Deutsche sollten nachdenken, welche Gebräuche sie übernehmen

Für Urlauber mag dieses Durcheinander lustig sein, "typisch italienisch" eben. Wenn römische Fußgänger aber im Alltag von Tempopiraten niedergemäht werden, weil Zebrastreifen beispielsweise für Motorradfahrer nicht zählen; wenn Einheimische vergeblich auf Feuerwehr oder Notarzt warten, weil diese auf den zweit- und drittreihig zugeparkten Straßen nicht durchkommen, gewinnt ein solches Verhalten schnell eine andere, eine mörderische Dimension. Touristen, die sich daran beteiligen, weil "alle" Italiener es in chronisch uneinsichtiger Weise ja auch tun, machen sich mitschuldig. Und daheim zahlen sie nicht einmal den Strafzettel.
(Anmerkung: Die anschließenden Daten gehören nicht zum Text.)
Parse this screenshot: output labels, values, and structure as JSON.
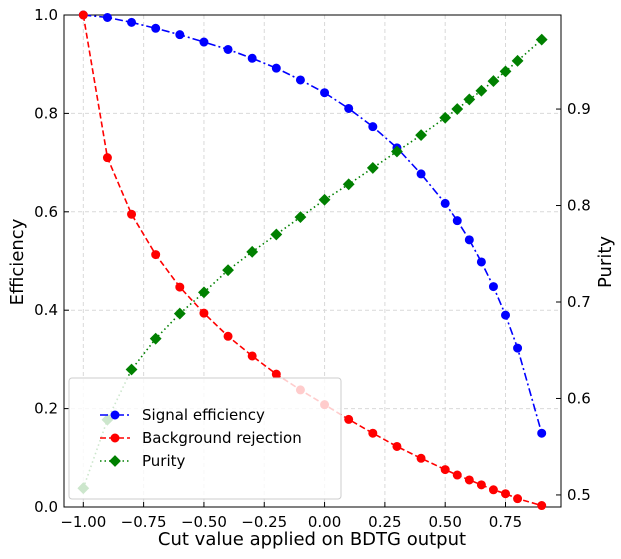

Drittens und schlimmstens: es war exakt diese im Norden so geliebte italienische Leichtigkeit, diese Lässigkeit, diese "kreative" Missachtung von Recht und Regeln; es war die sorglose Schlampigkeit, das übertriebene Vertrauen in die eigene Improvisationskunst selbst im ärgsten Notfall; es war dieses systematische Nicht-Nachdenken über die Folgen des eigenen Handelns, das dieser Tage nicht nur Italien in den Brennpunkt der großen Finanzkrise treibt, sondern mit ihm womöglich auch den Euro zerstört.

Es lebe Italien! Es ist ein schönes Land. Nur sollten die Deutschen viel genauer nachdenken, was sie von ihm übernehmen.